According to Lyu's team, the piston endured numerous demanding, repeated tests without suffering any damage because of a special construction design and the usage of novel materials.

They claimed that the piston's “full reusability” would drastically lower the wind tunnel's operational costs.

However, the 840kg (1,852lb) piston, which is the heaviest piston ever utilized in a wind tunnel, presents a difficulty. The piston must withstand crushing pressure from the compressed air equivalent to 10,000 times the force of gravity while traveling at a speed of up to 540 km/h.

According to Lyu's team, the piston endured numerous demanding, repeated tests without suffering any damage because of a special construction design and the usage of novel materials.

Stalker tube

Raymond Stalker, an Australian space engineer, created the free-piston-driven tunnel in the 1960s, which is why it is called a Stalker tube.

To research flying at hypervelocity, or speeds more than Mach 5 (five times the speed of sound), the Soviet Union and the United States constructed a huge number of wind tunnels during the Cold War.

In these wind tunnels, extreme flight conditions were typically simulated using hot hydrogen gas. However, because hydrogen is expensive, difficult to store, and highly explosive, its development, use, and maintenance were complex and expensive.

High-pressure nitrogen, an inexpensive inert gas that forms up 80% of the atmosphere, was suggested as the new design by Stalker.

This nitrogen would be used to propel a piston. When accelerated to several hundred kph, the hefty piston may compress air and pierce multiple layers of solid membranes to produce hot, rapid shock waves comparable to those produced by an aircraft traveling at hypersonic speeds.

The cutting-edge hypersonic flight technology, like the scramjet, has been developed by Australia, a modest player in the space race, with little investment and workforce thanks to the piston-driven wind tunnels established by Stalker and his colleagues in the 1980s.

Because of the Stalker tubes' performance, the U.S. and Australia inked a contract in 2020 to work together to create a Mach 8 hypersonic glide vehicle to slow down China's and Russia's rapid technological advancement.

According to Lyu's team, the new Chinese facility is more than just an enlarged version of the Australian tunnel.
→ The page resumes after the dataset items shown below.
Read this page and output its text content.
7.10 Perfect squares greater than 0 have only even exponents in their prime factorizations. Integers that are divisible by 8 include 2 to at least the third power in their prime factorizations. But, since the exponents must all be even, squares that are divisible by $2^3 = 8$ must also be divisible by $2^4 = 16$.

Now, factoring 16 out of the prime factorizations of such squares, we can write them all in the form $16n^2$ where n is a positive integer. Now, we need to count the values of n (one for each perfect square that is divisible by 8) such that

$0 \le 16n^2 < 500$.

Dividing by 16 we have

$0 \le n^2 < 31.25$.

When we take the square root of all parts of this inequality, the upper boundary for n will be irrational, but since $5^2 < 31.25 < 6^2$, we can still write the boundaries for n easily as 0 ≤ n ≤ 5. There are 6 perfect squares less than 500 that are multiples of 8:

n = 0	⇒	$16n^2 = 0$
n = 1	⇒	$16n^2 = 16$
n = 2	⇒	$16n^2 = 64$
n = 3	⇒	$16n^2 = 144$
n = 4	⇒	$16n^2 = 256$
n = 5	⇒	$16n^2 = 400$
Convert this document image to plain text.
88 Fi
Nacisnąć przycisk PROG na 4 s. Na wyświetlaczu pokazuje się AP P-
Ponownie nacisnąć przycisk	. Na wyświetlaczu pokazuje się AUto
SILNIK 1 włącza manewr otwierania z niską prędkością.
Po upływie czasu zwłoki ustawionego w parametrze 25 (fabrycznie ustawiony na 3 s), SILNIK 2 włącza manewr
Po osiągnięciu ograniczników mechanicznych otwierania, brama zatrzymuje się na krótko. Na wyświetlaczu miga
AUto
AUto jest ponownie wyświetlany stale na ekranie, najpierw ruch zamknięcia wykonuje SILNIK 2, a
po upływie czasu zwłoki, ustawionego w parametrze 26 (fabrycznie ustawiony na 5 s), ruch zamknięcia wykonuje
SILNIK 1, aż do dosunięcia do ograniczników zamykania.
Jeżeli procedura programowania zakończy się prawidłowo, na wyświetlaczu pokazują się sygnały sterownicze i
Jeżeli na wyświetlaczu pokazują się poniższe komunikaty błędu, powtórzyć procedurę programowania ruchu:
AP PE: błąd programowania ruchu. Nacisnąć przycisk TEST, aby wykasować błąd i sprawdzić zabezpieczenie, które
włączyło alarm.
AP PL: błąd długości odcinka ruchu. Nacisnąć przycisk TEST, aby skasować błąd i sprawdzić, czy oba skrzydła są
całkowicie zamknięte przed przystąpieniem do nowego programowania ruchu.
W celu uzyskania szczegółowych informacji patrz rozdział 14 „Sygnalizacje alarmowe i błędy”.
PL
They claimed that the X3 tunnel's connection to a high-pressure nitrogen tank, which vibrates together with the tube as the piston moves, could compromise the precision of ground test results.

By covering the piston launching tube with the nitrogen storage component, the Chinese team claimed to have found a solution.

According to their investigation, the novel design not only decreased the size and complexity of the entire facility, but also cut the vibrations to a small portion of those of conventional Stalker tubes.

Over the past few decades, other piston-driven wind tunnels have been constructed worldwide, but the University of Queensland's X3 Expansion Tube, with a diameter of around 40 centimeters, was until recently the largest.